Jean-Claude Ellena

Jean-Claude Ellena : « Ce ne sont pas des ingrédients, ce sont des histoires »

Après un Que sais-je sur le parfum en 2007, un journal en 2011, un roman en 2013 et enfin son autobiographie en 2017, « l’écrivain d’odeurs » a repris la plume pour nous offrir un Atlas de botanique parfumée. Paru aux éditions Arthaud en octobre, cet ouvrage trouve sa place au sein d’une collection rassemblant des atlas aussi divers et insolites que celui des « îles abandonnées » ou encore réunissant « les pays qui n’existent pas ». Celui que signe Jean-Claude Ellena regroupe une trentaine d’ingrédients de parfumerie décrits de façon intimiste, historique et surtout olfactive. Suscitant un succès aussi retentissant que surprenant – à en croire son auteur – il s’est rapidement retrouvé en rupture de stock… pour être de nouveau disponible à l’heure où nous publions ces lignes. Nous l’avons interrogé à ce sujet.

Comment est née l’idée de cet Atlas ? 

Au commencement, il y a mon amitié avec Gilles Lapouge, [écrivain disparu en 2020], que j’ai rencontré aux Journées Giono, organisées par l’association Les amis de Jean Giono, dont nous étions tous deux administrateurs. Puis, comme il était aussi journaliste et qu’il manifestait un intérêt pour le parfum, il m’a demandé une interview. Il avait lui-même écrit l’Atlas des paradis perdus pour Arthaud et il connaissait bien l’éditrice. C’est lui qui a proposé à la maison d’édition que j’écrive un nouvel Atlas.

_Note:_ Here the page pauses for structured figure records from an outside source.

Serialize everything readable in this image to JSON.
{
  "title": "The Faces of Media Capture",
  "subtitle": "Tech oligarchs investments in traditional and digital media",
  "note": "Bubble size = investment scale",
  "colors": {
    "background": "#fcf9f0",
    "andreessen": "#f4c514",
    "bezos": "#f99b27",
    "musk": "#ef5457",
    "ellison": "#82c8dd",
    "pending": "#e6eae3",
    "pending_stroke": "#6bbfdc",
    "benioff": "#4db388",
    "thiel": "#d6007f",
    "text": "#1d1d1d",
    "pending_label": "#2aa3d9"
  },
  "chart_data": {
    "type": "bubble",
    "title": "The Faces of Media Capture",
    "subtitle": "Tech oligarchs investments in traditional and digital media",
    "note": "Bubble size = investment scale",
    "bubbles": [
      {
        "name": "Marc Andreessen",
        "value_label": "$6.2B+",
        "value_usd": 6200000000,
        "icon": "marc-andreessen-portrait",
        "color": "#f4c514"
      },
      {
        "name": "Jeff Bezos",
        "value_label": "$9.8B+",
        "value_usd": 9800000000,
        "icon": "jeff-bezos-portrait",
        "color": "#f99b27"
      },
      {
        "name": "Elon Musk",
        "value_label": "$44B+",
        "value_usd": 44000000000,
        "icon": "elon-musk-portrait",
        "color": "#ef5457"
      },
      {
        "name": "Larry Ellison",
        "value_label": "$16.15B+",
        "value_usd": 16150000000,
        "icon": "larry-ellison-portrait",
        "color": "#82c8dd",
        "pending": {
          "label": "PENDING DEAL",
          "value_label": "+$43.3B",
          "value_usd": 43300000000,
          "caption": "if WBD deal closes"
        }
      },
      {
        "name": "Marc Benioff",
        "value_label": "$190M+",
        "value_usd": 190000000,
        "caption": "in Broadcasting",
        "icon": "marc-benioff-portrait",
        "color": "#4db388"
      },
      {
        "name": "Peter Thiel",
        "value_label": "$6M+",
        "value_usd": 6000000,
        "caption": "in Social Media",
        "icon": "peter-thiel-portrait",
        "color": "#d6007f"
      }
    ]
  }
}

J’ai hésité au début, puis je me suis lancé, et en écrivant, j’ai finalement trouvé une forme qui a elle-même trouvé des lecteurs (une bonne surprise !).   

Le livre a en effet rencontré un grand succès. Comment l’expliquez-vous ? 

Je n’ai pas d’explication, mis à part un intérêt croissant pour le parfum, de la même façon que pour le vin, la cuisine, les plaisirs des sens en général. Pour l’éditrice, c’était une découverte d’un monde qu’elle ne connaissait pas. Elle avait l’impression de « sentir les odeurs en me lisant » selon ses mots, elle était sûre du succès et ses équipes aussi (plus que moi).    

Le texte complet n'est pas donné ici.